The European Court of Auditors report for 2007, published on 10 November, asserts that “errors are still too frequent in some areas”.
Indeed, the report’s opinion on EU payments “remains broadly similar to last year,” when auditors also failed to approve the figures for 2006 (EURACTIV 14/11/07).
Nevertheless, the 2007 report finds that for most budget areas, including research grants and humanitarian aid, “between 95% and 98% of payments are error-free”.
As in previous years, the report shows that the highest rates of error lie in regional and cohesion policy spending, which is managed by national authorities. Errors here account for 42bn euro, with the court estimating that “at least 11% of the value of reimbursed costs should not have been paid out”.
Administration and Anti-Fraud Commissioner Siim Kallas responded by saying that the EU executive would redouble its efforts to recover funding money where necessary.

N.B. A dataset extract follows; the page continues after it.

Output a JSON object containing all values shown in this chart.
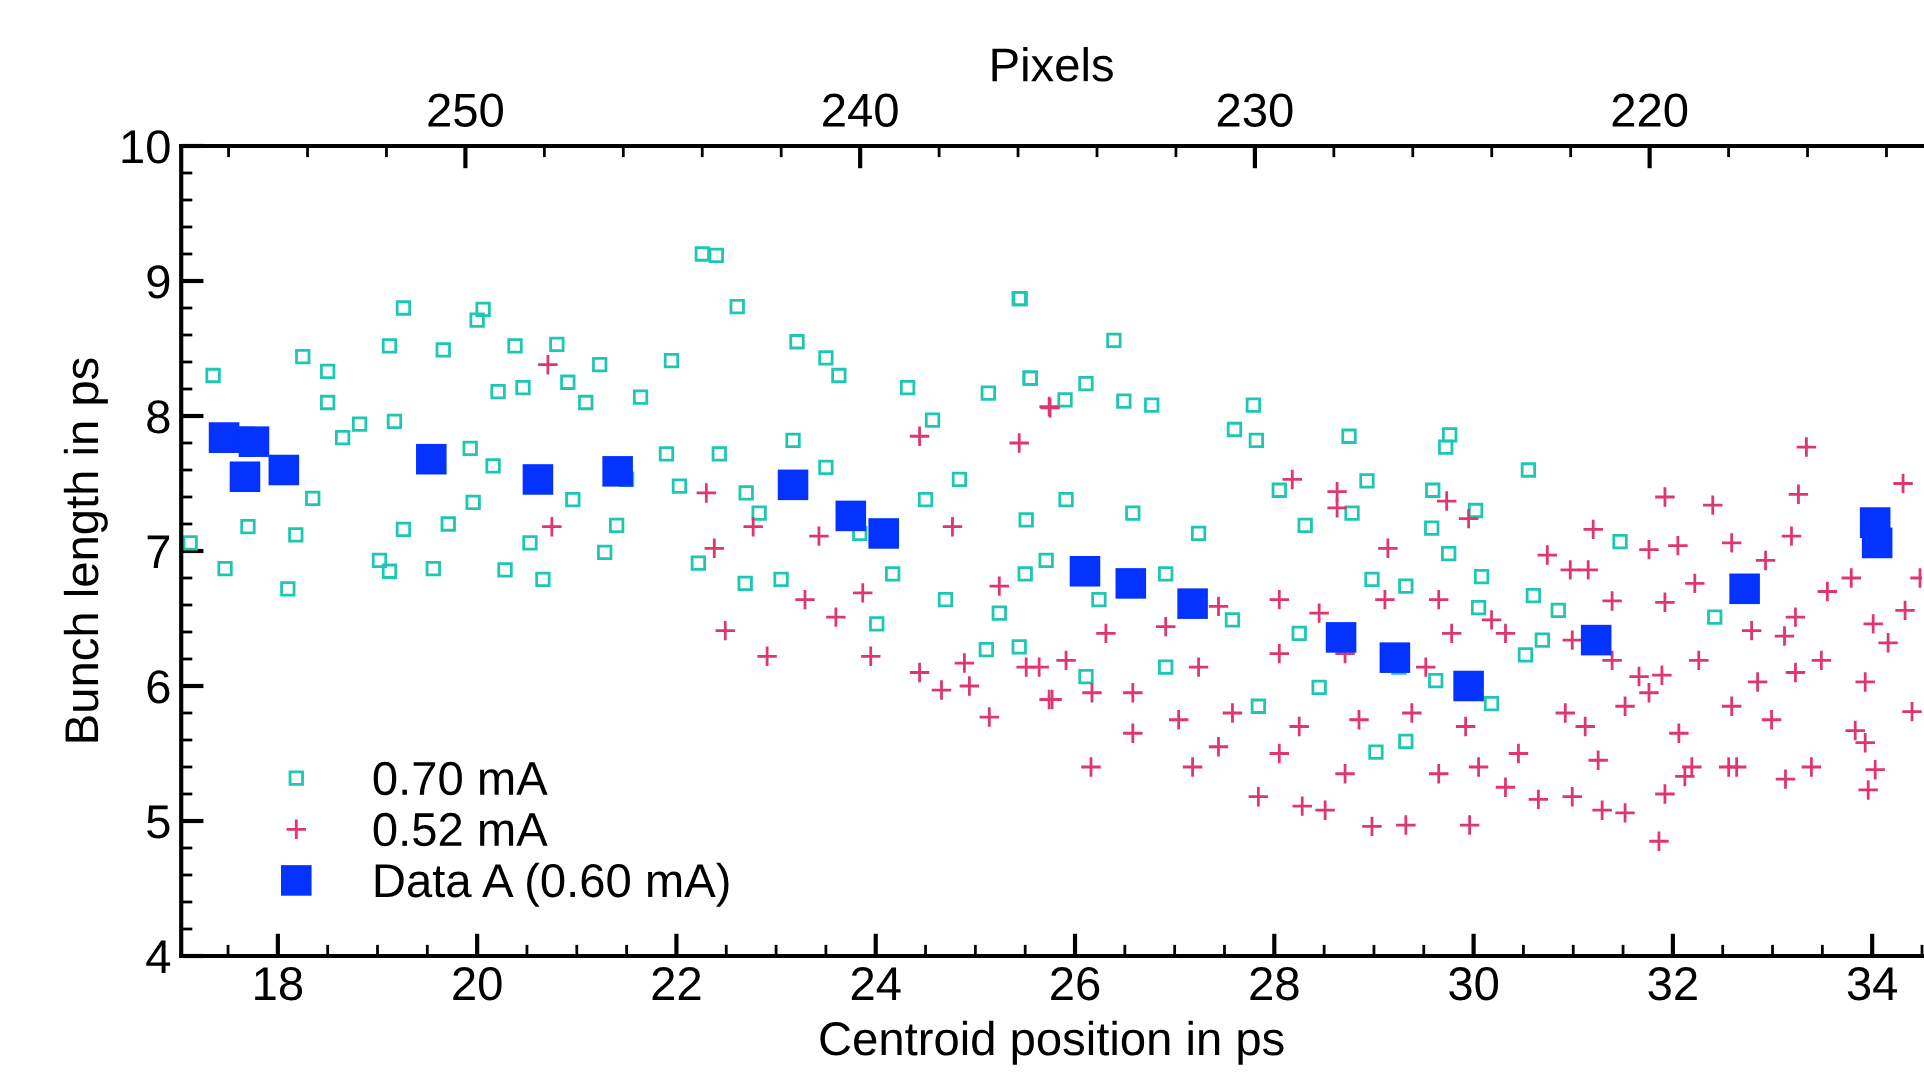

Indeed, this year the Commission had imposed financial corrections on member states to the tune of 843m euro, he announced. He expects another 1.5bn euro to be recovered by March 2009.
“The Commission shall not hesitate to take a tough stance and suspend payments until all member states implement adequate corrective measures. And where errors have a financial impact, we shall recover the money,” Kallas said.
Meanwhile, parliamentarians said they were concerned by the report’s findings. “It is disappointing to note that the Court of Auditors is still not able to validate the execution of payments, in particular concerning structural funds,” said Dutch liberal MEP Jan Mulder, Alliance of Liberals and Democrats for Europe (ALDE) coordinator in Parliament’s budgetary control committee.
“The national declarations that are presented by member states on the Community funds they manage are not good enough,” Mulder lamented, welcoming an announcement by the Commission that it would seek an inter-institutional agreement on “the concept of tolerable risk of error” for EU-funded programmes.
The Court of Auditors report provides a basis for the 2007 budgetary discharge procedure between the European Parliament and the Council. MEPs are set to vote on the discharge in April 2009.